Our study found that the ensemble learning models, including LightGBM, RF and XGBoost, outperformed ANN, SVM and LR, achieving overall accuracies of >0.86 and AUCs of >0.92. This implies that the ensemble learning models have better generalization capabilities compared to other models for predicting of the peak demand days of CVDs admissions. The LightGBM exhibited the best performance among the ensemble learning models. Compared with ANN, SVM and LR, the AUC of LightGBM significantly improved by 5.65%, 12.66% and 11.61%, respectively. Even though most predictive models have higher recall and lower precision, this could be acceptable as insufficient allocation of medical resources in peak days can lead to costly outcomes. The results of our study indicate that ensemble learning models are well suited for the prediction of peak demand for healthcare services.

The lag patterns of meteorological conditions and air pollutants have been well-documented in epidemiological studies [8, 12, 16], and suggest that the lag effect of environmental exposure has regional differences. However, to date, very few machine learning-based studies have analyzed the lag effect of environmental exposure when predicting the peak demand for healthcare services. Krishan et al. [31] applied representative lags to predictors based on the results from other studies to forecast the peak demand days of emergency department visits, but did not incorporate the actual situation of the study area. In this study, we utilized GAM to analyze the lag effect of meteorological conditions and air pollutants on CVDs admissions in our study areas.
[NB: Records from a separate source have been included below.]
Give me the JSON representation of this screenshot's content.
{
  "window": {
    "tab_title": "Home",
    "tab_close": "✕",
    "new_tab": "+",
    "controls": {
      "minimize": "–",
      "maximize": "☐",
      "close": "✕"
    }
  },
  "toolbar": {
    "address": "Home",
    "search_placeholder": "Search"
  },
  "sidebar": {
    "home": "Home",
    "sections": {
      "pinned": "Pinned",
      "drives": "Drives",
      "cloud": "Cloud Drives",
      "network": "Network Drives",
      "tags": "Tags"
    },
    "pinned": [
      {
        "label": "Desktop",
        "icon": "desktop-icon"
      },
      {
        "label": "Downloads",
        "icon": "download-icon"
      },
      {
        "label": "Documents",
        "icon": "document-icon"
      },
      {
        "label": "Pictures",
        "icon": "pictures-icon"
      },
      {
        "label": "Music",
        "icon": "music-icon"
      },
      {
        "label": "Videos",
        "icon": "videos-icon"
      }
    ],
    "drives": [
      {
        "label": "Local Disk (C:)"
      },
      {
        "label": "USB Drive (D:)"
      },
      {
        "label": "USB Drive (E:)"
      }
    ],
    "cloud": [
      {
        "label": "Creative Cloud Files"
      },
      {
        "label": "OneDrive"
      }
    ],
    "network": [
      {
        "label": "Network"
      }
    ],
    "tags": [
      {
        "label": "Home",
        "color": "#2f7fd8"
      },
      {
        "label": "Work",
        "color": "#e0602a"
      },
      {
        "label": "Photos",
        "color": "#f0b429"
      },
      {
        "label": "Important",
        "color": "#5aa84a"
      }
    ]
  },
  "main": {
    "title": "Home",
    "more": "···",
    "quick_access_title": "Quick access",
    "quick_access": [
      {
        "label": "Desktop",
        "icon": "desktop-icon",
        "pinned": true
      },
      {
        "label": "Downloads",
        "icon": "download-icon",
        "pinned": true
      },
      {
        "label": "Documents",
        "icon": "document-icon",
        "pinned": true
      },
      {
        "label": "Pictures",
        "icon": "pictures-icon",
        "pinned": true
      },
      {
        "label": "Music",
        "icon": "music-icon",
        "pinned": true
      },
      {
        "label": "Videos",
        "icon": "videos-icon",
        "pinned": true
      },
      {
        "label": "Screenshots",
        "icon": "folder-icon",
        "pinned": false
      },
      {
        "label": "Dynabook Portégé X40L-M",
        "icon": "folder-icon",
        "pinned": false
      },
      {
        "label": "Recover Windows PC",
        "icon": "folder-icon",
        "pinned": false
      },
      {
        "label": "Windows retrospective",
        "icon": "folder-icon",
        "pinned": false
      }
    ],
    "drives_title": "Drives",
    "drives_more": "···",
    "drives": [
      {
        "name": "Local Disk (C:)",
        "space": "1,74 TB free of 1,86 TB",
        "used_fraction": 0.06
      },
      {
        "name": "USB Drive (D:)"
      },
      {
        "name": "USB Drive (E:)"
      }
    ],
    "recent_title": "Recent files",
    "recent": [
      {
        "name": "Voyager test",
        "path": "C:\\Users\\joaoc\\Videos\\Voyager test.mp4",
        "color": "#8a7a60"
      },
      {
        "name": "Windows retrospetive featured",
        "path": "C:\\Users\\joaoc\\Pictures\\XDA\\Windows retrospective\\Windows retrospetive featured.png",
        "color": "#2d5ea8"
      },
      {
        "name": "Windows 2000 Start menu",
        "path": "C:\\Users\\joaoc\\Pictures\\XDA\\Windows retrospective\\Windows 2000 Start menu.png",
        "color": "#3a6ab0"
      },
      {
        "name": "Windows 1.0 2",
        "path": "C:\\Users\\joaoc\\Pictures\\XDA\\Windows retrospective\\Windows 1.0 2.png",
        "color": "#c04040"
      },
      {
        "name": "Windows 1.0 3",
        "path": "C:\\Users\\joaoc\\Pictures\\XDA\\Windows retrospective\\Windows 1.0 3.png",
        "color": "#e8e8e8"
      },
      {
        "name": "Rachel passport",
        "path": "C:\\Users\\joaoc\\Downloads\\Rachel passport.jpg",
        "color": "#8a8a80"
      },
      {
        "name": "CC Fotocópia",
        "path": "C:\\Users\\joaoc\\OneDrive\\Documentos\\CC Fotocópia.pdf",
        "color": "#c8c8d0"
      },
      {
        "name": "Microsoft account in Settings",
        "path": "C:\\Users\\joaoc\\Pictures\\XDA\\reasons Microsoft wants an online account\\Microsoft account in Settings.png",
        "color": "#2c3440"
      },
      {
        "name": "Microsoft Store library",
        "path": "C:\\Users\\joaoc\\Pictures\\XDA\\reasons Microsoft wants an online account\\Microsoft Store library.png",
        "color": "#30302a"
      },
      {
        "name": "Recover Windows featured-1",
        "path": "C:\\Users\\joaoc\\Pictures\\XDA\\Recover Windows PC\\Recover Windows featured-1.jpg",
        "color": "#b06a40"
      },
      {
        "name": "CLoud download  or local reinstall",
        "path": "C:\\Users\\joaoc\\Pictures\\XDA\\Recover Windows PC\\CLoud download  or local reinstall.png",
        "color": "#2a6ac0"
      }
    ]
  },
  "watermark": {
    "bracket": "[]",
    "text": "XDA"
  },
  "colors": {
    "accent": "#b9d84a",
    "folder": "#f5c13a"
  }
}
GAM is useful to detect and provide early warning signals of likely peak demand in future.

Environmental exposure, such as ambient air pollution and extreme temperatures, is an important but underappreciated risk factor contributing to the development and severity of CVDs [4]. Accumulating evidence from epidemiological studies has linked environmental exposure to increased risk of CVDs morbidity [5-12]. However, evidence on the effect of a complex mixture of environmental exposure on CVDs morbidity is still limited. Machine learning techniques provide an opportunity for developing algorithms that classify individuals with complex interaction factors. In our study, the contribution of the special ambient air pollutants and climatic characteristics of the area to the peak demand days of CVDs admissions was successfully modeled. The identification of feature importance based on the optimal model showed that among the environmental exposure features, the 4 top-ranked features were Tem_lag04, RH_lag06, NO2_lag0 and SO2_lag0, respectively, and the contribution rate of meteorological conditions and air pollutants for the prediction was 32% and 43%, respectively. These results suggest that environmental exposure is an important predictor.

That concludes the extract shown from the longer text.